Януш расценил это как месть за свое замечание о картах и махнул рукой. Взаимоотношения на Брацкой и без того осложнились: не будь там Алека и Бесядовской, Януш попросту не ходил бы туда. Но он знал, что Алек главное препятствие браку Марии и Казимежа, и считал нужным следить за его воспитанием. Впрочем, неприятности не изменили отношения Марии к сыну, она была образцовой матерью. Спыхала же все более холодно относился к мальчику. Имуществом наследника старательно занимались мать и Шушкевич, так что к своему совершеннолетию Алек должен был стать очень богатым человеком.
В 1931 году имущественные дела Спыхалы ухудшились. Весной он получил из дому какие-то тревожные сообщения о младшей сестре, да и вообще письма старшей сестры – единственного человека в семье, который переписывался с ним, – полны были недомолвок; воспользовавшись пасхальными праздниками, Спыхала отправился к ним. В «имении» родителей он не был уже десять лет, то есть с той поры, как приобрел для них этот клочок земли. К сожалению, фольварк находился довольно близко от той железнодорожной станции, где Спыхала-старший работал когда-то стрелочником. Все помнили его простым рабочим, и поэтому никто не хотел снимать перед ним шапку и называть его «пан помещик». Старику это не давало покоя.

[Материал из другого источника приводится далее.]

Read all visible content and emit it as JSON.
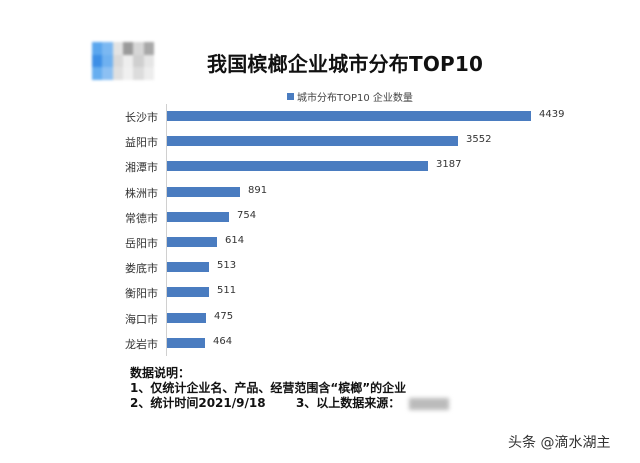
{
  "header": {
    "title": "我国槟榔企业城市分布TOP10",
    "logo_colors": [
      "#5aa6ee",
      "#7bb8f2",
      "#e3e3e3",
      "#9a9a9a",
      "#d6d6d6",
      "#a8a8a8",
      "#3d8fe6",
      "#6fb1f0",
      "#d9d9d9",
      "#eeeeee",
      "#cfcfcf",
      "#e6e6e6",
      "#66aef0",
      "#8cc0f3",
      "#e0e0e0",
      "#f0f0f0",
      "#dcdcdc",
      "#ededed"
    ]
  },
  "legend": {
    "label": "城市分布TOP10 企业数量",
    "color": "#4a7cc0"
  },
  "chart_data": {
    "type": "bar",
    "orientation": "horizontal",
    "title": "我国槟榔企业城市分布TOP10",
    "categories": [
      "长沙市",
      "益阳市",
      "湘潭市",
      "株洲市",
      "常德市",
      "岳阳市",
      "娄底市",
      "衡阳市",
      "海口市",
      "龙岩市"
    ],
    "series": [
      {
        "name": "城市分布TOP10 企业数量",
        "values": [
          4439,
          3552,
          3187,
          891,
          754,
          614,
          513,
          511,
          475,
          464
        ],
        "color": "#4a7cc0"
      }
    ],
    "xlabel": "",
    "ylabel": "",
    "grid": false,
    "legend_position": "top",
    "data_labels": true
  },
  "notes": {
    "heading": "数据说明：",
    "line1": "1、仅统计企业名、产品、经营范围含“槟榔”的企业",
    "line2": "2、统计时间2021/9/18",
    "line3": "3、以上数据来源："
  },
  "watermark": "头条 @滴水湖主"
}
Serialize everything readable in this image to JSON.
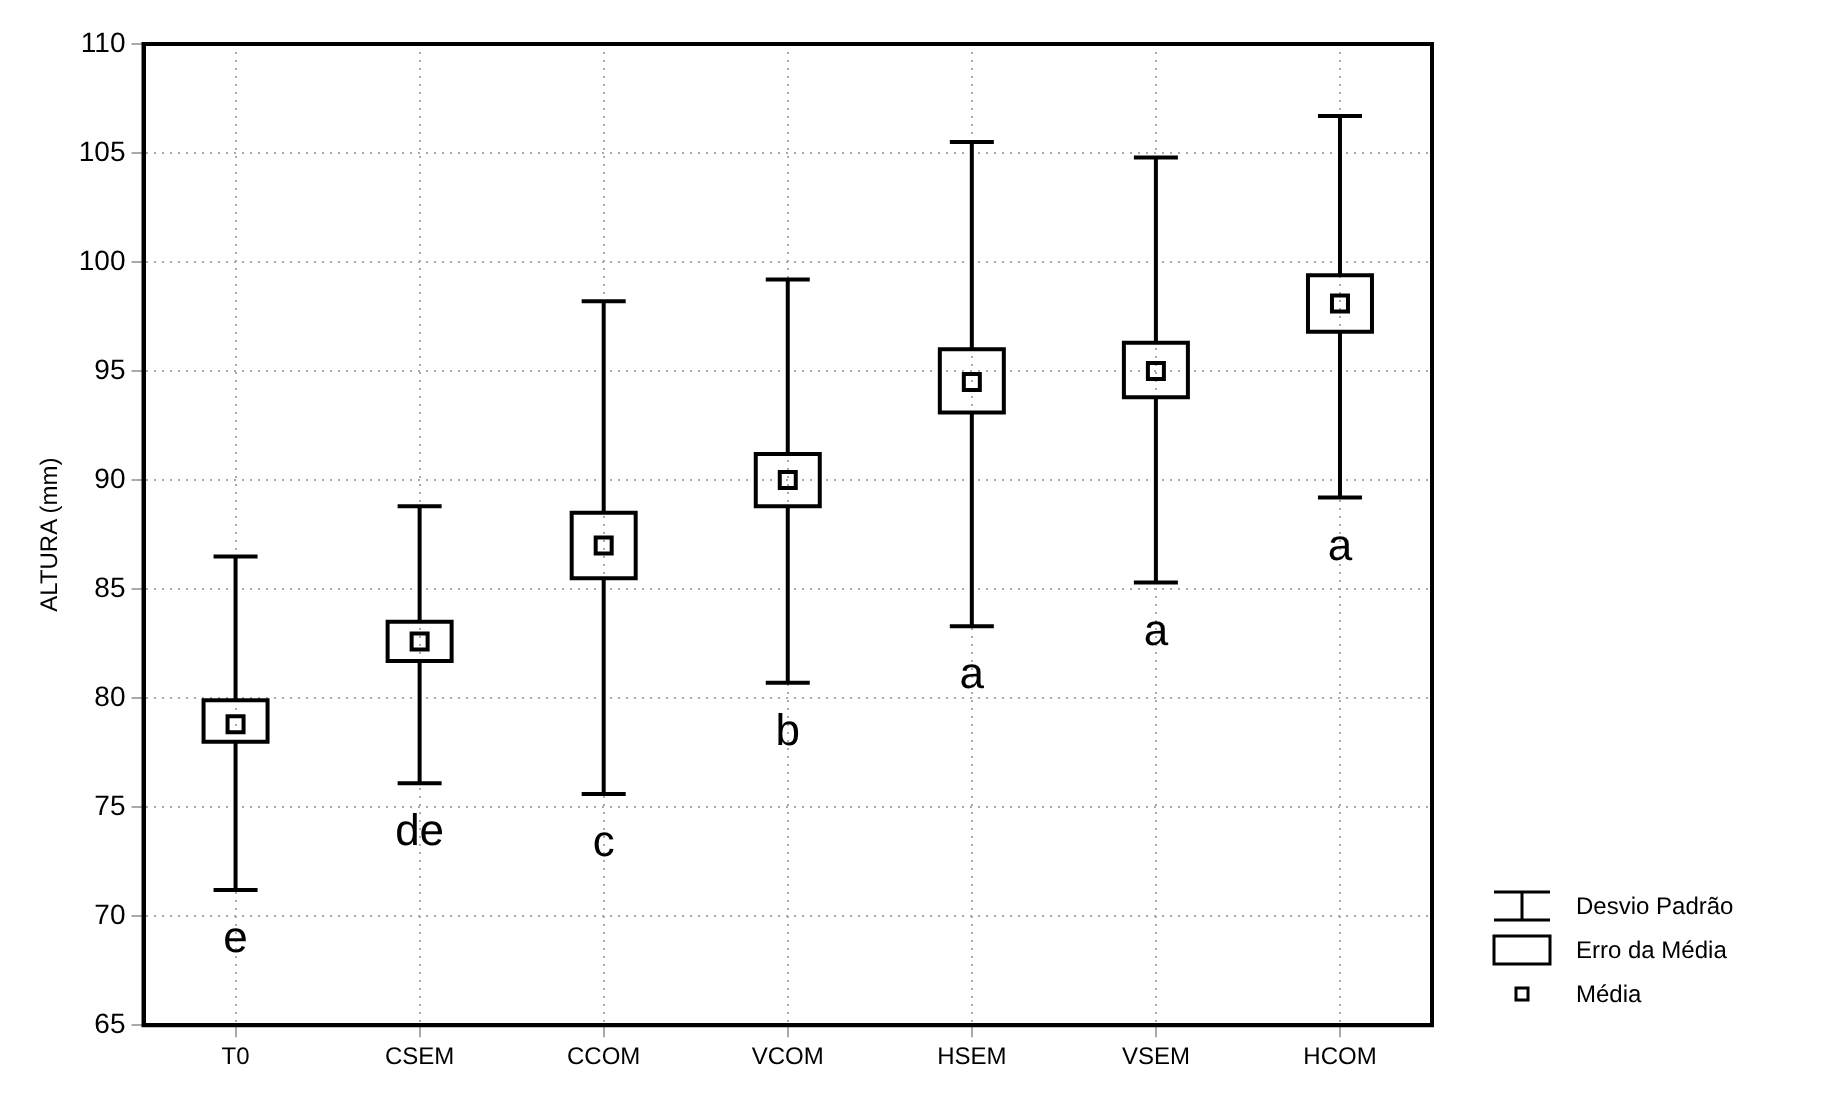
{
  "chart_data": {
    "type": "box",
    "ylabel": "ALTURA (mm)",
    "categories": [
      "T0",
      "CSEM",
      "CCOM",
      "VCOM",
      "HSEM",
      "VSEM",
      "HCOM"
    ],
    "color": "#000000",
    "boxes": [
      {
        "low": 71.2,
        "q1": 78.0,
        "mean": 78.8,
        "q3": 79.9,
        "high": 86.5
      },
      {
        "low": 76.1,
        "q1": 81.7,
        "mean": 82.6,
        "q3": 83.5,
        "high": 88.8
      },
      {
        "low": 75.6,
        "q1": 85.5,
        "mean": 87.0,
        "q3": 88.5,
        "high": 98.2
      },
      {
        "low": 80.7,
        "q1": 88.8,
        "mean": 90.0,
        "q3": 91.2,
        "high": 99.2
      },
      {
        "low": 83.3,
        "q1": 93.1,
        "mean": 94.5,
        "q3": 96.0,
        "high": 105.5
      },
      {
        "low": 85.3,
        "q1": 93.8,
        "mean": 95.0,
        "q3": 96.3,
        "high": 104.8
      },
      {
        "low": 89.2,
        "q1": 96.8,
        "mean": 98.1,
        "q3": 99.4,
        "high": 106.7
      }
    ],
    "ylim": [
      65,
      110
    ],
    "yticks": [
      65,
      70,
      75,
      80,
      85,
      90,
      95,
      100,
      105,
      110
    ],
    "grid": true,
    "marker": "square",
    "annotations": [
      "e",
      "de",
      "c",
      "b",
      "a",
      "a",
      "a",
      "Desvio Padrão",
      "Erro da Média",
      "Média"
    ]
  }
}
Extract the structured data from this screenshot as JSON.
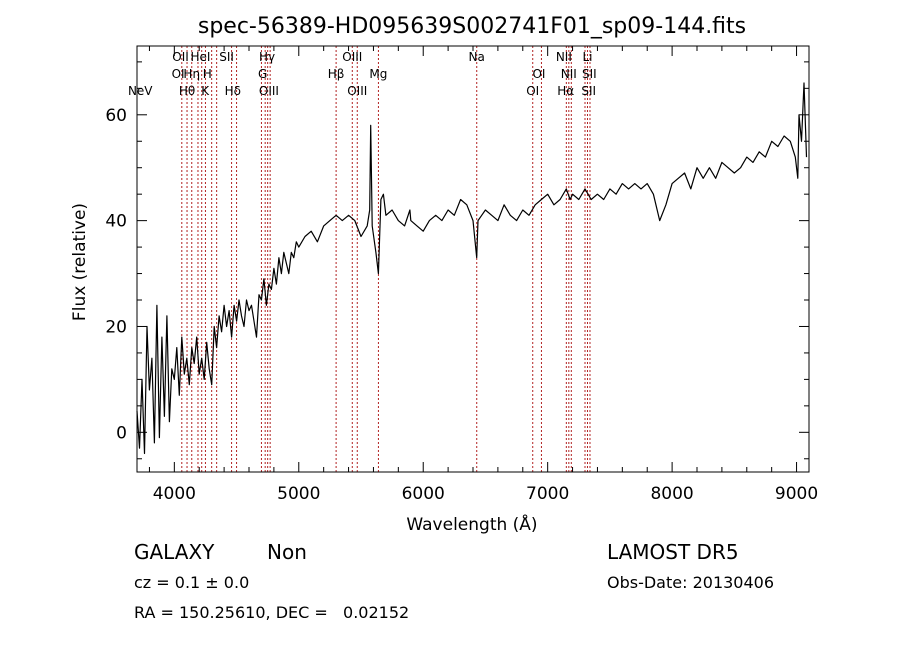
{
  "chart_data": {
    "type": "line",
    "title": "spec-56389-HD095639S002741F01_sp09-144.fits",
    "xlabel": "Wavelength (Å)",
    "ylabel": "Flux (relative)",
    "xlim": [
      3700,
      9100
    ],
    "ylim": [
      -7.5,
      73
    ],
    "xticks": [
      4000,
      5000,
      6000,
      7000,
      8000,
      9000
    ],
    "yticks": [
      0,
      20,
      40,
      60
    ],
    "grid": false,
    "line_color": "#000000",
    "marker_color": "#b22222",
    "series": [
      {
        "x": [
          3700,
          3720,
          3740,
          3760,
          3780,
          3800,
          3820,
          3840,
          3860,
          3880,
          3900,
          3920,
          3940,
          3960,
          3980,
          4000,
          4020,
          4040,
          4060,
          4080,
          4100,
          4120,
          4140,
          4160,
          4180,
          4200,
          4220,
          4240,
          4260,
          4280,
          4300,
          4320,
          4340,
          4360,
          4380,
          4400,
          4420,
          4440,
          4460,
          4480,
          4500,
          4520,
          4540,
          4560,
          4580,
          4600,
          4620,
          4640,
          4660,
          4680,
          4700,
          4720,
          4740,
          4760,
          4780,
          4800,
          4820,
          4840,
          4860,
          4880,
          4900,
          4920,
          4940,
          4960,
          4980,
          5000,
          5050,
          5100,
          5150,
          5200,
          5250,
          5300,
          5350,
          5400,
          5450,
          5500,
          5550,
          5570,
          5578,
          5590,
          5620,
          5640,
          5660,
          5680,
          5700,
          5750,
          5800,
          5850,
          5893,
          5900,
          5950,
          6000,
          6050,
          6100,
          6150,
          6200,
          6250,
          6300,
          6350,
          6400,
          6430,
          6440,
          6470,
          6500,
          6550,
          6600,
          6650,
          6700,
          6750,
          6800,
          6850,
          6900,
          6950,
          7000,
          7050,
          7100,
          7150,
          7180,
          7200,
          7250,
          7300,
          7350,
          7400,
          7450,
          7500,
          7550,
          7600,
          7650,
          7700,
          7750,
          7800,
          7850,
          7900,
          7950,
          8000,
          8050,
          8100,
          8150,
          8200,
          8250,
          8300,
          8350,
          8400,
          8450,
          8500,
          8550,
          8600,
          8650,
          8700,
          8750,
          8800,
          8850,
          8900,
          8950,
          8990,
          9010,
          9020,
          9040,
          9060,
          9080
        ],
        "y": [
          4,
          -3,
          10,
          -4,
          20,
          8,
          14,
          -2,
          24,
          -1,
          18,
          3,
          22,
          2,
          12,
          10,
          16,
          7,
          18,
          11,
          14,
          9,
          16,
          13,
          18,
          11,
          14,
          10,
          17,
          12,
          9,
          20,
          16,
          22,
          19,
          24,
          20,
          23,
          18,
          24,
          21,
          25,
          22,
          20,
          25,
          23,
          24,
          21,
          18,
          26,
          25,
          29,
          24,
          28,
          27,
          31,
          28,
          33,
          30,
          34,
          32,
          30,
          34,
          33,
          36,
          35,
          37,
          38,
          36,
          39,
          40,
          41,
          40,
          41,
          40,
          37,
          39,
          42,
          58,
          39,
          34,
          30,
          44,
          45,
          41,
          42,
          40,
          39,
          42,
          40,
          39,
          38,
          40,
          41,
          40,
          42,
          41,
          44,
          43,
          40,
          33,
          40,
          41,
          42,
          41,
          40,
          43,
          41,
          40,
          42,
          41,
          43,
          44,
          45,
          43,
          44,
          46,
          44,
          45,
          44,
          46,
          44,
          45,
          44,
          46,
          45,
          47,
          46,
          47,
          46,
          47,
          45,
          40,
          43,
          47,
          48,
          49,
          46,
          50,
          48,
          50,
          48,
          51,
          50,
          49,
          50,
          52,
          51,
          53,
          52,
          55,
          54,
          56,
          55,
          52,
          48,
          60,
          55,
          66,
          52
        ]
      }
    ],
    "line_markers": [
      {
        "label": "NeV",
        "x": 3726,
        "row": 4
      },
      {
        "label": "OII",
        "x": 4050,
        "row": 1
      },
      {
        "label": "OI",
        "x": 4030,
        "row": 2
      },
      {
        "label": "Hθ",
        "x": 4102,
        "row": 3
      },
      {
        "label": "Hη",
        "x": 4140,
        "row": 2
      },
      {
        "label": "HeI",
        "x": 4210,
        "row": 1
      },
      {
        "label": "H",
        "x": 4265,
        "row": 2
      },
      {
        "label": "K",
        "x": 4248,
        "row": 3
      },
      {
        "label": "SII",
        "x": 4420,
        "row": 1
      },
      {
        "label": "Hδ",
        "x": 4470,
        "row": 3
      },
      {
        "label": "Hγ",
        "x": 4745,
        "row": 1
      },
      {
        "label": "G",
        "x": 4710,
        "row": 2
      },
      {
        "label": "OIII",
        "x": 4760,
        "row": 3
      },
      {
        "label": "Hβ",
        "x": 5300,
        "row": 2
      },
      {
        "label": "OIII",
        "x": 5430,
        "row": 1
      },
      {
        "label": "OIII",
        "x": 5470,
        "row": 3
      },
      {
        "label": "Mg",
        "x": 5640,
        "row": 2
      },
      {
        "label": "Na",
        "x": 6430,
        "row": 1
      },
      {
        "label": "OI",
        "x": 6930,
        "row": 2
      },
      {
        "label": "OI",
        "x": 6880,
        "row": 3
      },
      {
        "label": "NII",
        "x": 7130,
        "row": 1
      },
      {
        "label": "NII",
        "x": 7170,
        "row": 2
      },
      {
        "label": "Hα",
        "x": 7145,
        "row": 3
      },
      {
        "label": "Li",
        "x": 7320,
        "row": 1
      },
      {
        "label": "SII",
        "x": 7335,
        "row": 2
      },
      {
        "label": "SII",
        "x": 7330,
        "row": 3
      }
    ],
    "vlines": [
      4060,
      4102,
      4140,
      4190,
      4220,
      4250,
      4300,
      4340,
      4460,
      4500,
      4700,
      4730,
      4750,
      4770,
      5300,
      5430,
      5470,
      5640,
      6430,
      6880,
      6950,
      7150,
      7170,
      7190,
      7300,
      7320,
      7340
    ]
  },
  "info": {
    "object_class": "GALAXY",
    "subclass": "Non",
    "cz": "cz = 0.1 ± 0.0",
    "radec": "RA = 150.25610, DEC =   0.02152",
    "survey": "LAMOST DR5",
    "obs_date": "Obs-Date: 20130406"
  }
}
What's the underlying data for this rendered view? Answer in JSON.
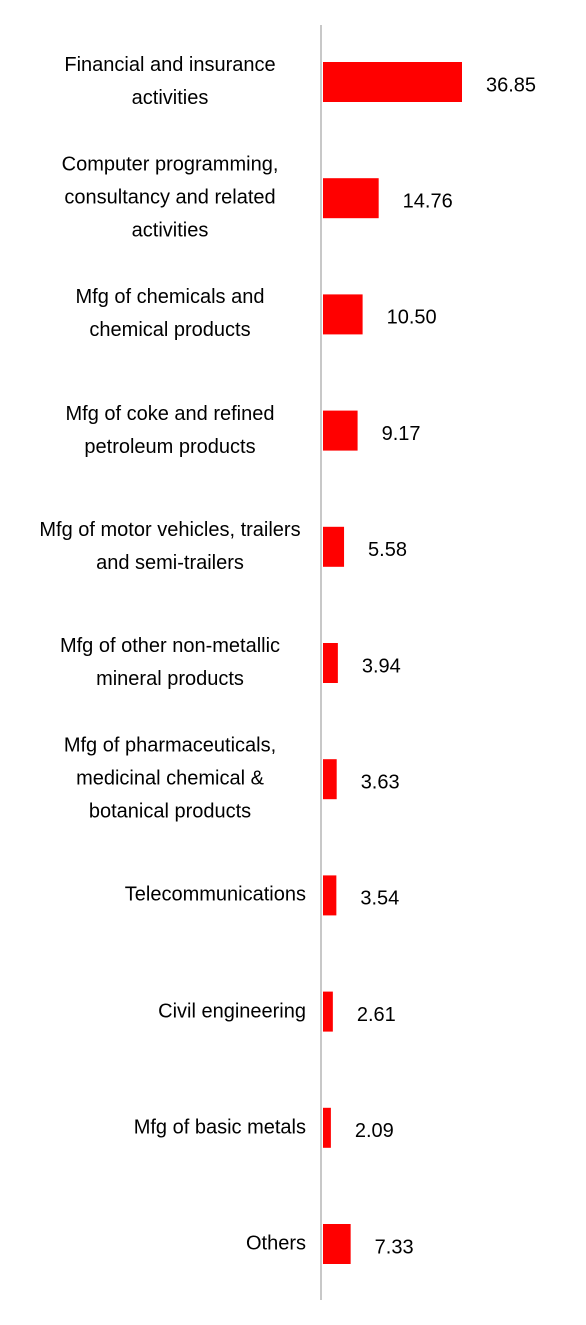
{
  "chart_data": {
    "type": "bar",
    "orientation": "horizontal",
    "categories": [
      "Financial and insurance activities",
      "Computer programming, consultancy and related activities",
      "Mfg of chemicals and chemical products",
      "Mfg of coke and refined petroleum products",
      "Mfg of motor vehicles, trailers and semi-trailers",
      "Mfg of other non-metallic mineral products",
      "Mfg of pharmaceuticals, medicinal chemical & botanical products",
      "Telecommunications",
      "Civil engineering",
      "Mfg of basic metals",
      "Others"
    ],
    "values": [
      36.85,
      14.76,
      10.5,
      9.17,
      5.58,
      3.94,
      3.63,
      3.54,
      2.61,
      2.09,
      7.33
    ],
    "value_labels": [
      "36.85",
      "14.76",
      "10.50",
      "9.17",
      "5.58",
      "3.94",
      "3.63",
      "3.54",
      "2.61",
      "2.09",
      "7.33"
    ],
    "color": "#ff0000"
  }
}
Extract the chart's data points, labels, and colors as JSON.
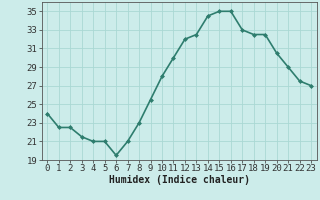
{
  "x": [
    0,
    1,
    2,
    3,
    4,
    5,
    6,
    7,
    8,
    9,
    10,
    11,
    12,
    13,
    14,
    15,
    16,
    17,
    18,
    19,
    20,
    21,
    22,
    23
  ],
  "y": [
    24,
    22.5,
    22.5,
    21.5,
    21,
    21,
    19.5,
    21,
    23,
    25.5,
    28,
    30,
    32,
    32.5,
    34.5,
    35,
    35,
    33,
    32.5,
    32.5,
    30.5,
    29,
    27.5,
    27
  ],
  "xlabel": "Humidex (Indice chaleur)",
  "line_color": "#2e7d6e",
  "marker": "D",
  "marker_size": 2.0,
  "background_color": "#ccecea",
  "grid_color": "#aad8d4",
  "ylim": [
    19,
    36
  ],
  "yticks": [
    19,
    21,
    23,
    25,
    27,
    29,
    31,
    33,
    35
  ],
  "xlim": [
    -0.5,
    23.5
  ],
  "xticks": [
    0,
    1,
    2,
    3,
    4,
    5,
    6,
    7,
    8,
    9,
    10,
    11,
    12,
    13,
    14,
    15,
    16,
    17,
    18,
    19,
    20,
    21,
    22,
    23
  ],
  "xlabel_fontsize": 7,
  "tick_fontsize": 6.5,
  "line_width": 1.2
}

Спыхале-старшему было уже под семьдесят. Он очень обрадовался, увидев сына у крыльца и заковылял через большую комнату, служившую у них в доме и гостиной и столовой. По этой комнате бегали дворовые собаки, а на полу валялись игрушки и какие-то кухонные принадлежности: ситечки и толкачи, которыми, как видно, забавлялись дети. К этой комнате прилегала кухня, и через вечно открытую дверь сюда доносились крики кухарок, баб и младенцев, которыми кишел дом. Вперемежку с чадом и запахом жареного сала сюда врывался и запах свежестираных простыней. Они сушились в кухне на веревках, протянутых наискосок.
Старик был ростом значительно ниже сына; маленький, седой, с круглой, коротко остриженной головой, он хватал Казимежа за плечи, тянулся на цыпочках, чтобы поцеловать его в гладко выбритые щеки, и приговаривал:
– Э, Казик, э, дай мне разглядеть тебя, каким ты стал. Варшавянин, э, чистый варшавянин! Другого слова и не подберешь.
Он отступил на шаг и оглядел с ног до головы своего «варшавянина».
Увидев седую голову отца, Казимеж расчувствовался, но тут же припомнил все порки, полученные в свое время от него.
– Где мать? – спросил он. – Как ее здоровье?
– Здорова, здорова. В погреб пошла. Пасха, э, на носу, а тут сын приезжает, ну, наши бабы уж и не знают, э, что печь и что варить. Небось всего печеного не уместить и в эту комнату.
Не снимая пальто, Казимеж уселся на стуле посреди комнаты и наблюдал за отцом. А тот носился из угла в угол, припрыгивая, как воробей. Казимеж молча улыбался.
– Ну и как же там, в Варшаве? – спрашивал отец. – Ну а Пилсудский, что он себе думает? А? Управляется с вами, смутьянами? А? И что дальше будет? Воевать будем?
– В деревне всегда считают, что война начнется не сегодня-завтра, – усмехнулся Казимеж. – Не такая простая штука война.
– Так ведь ты в министерстве сидишь, тебе виднее, а? Верно, братец мой?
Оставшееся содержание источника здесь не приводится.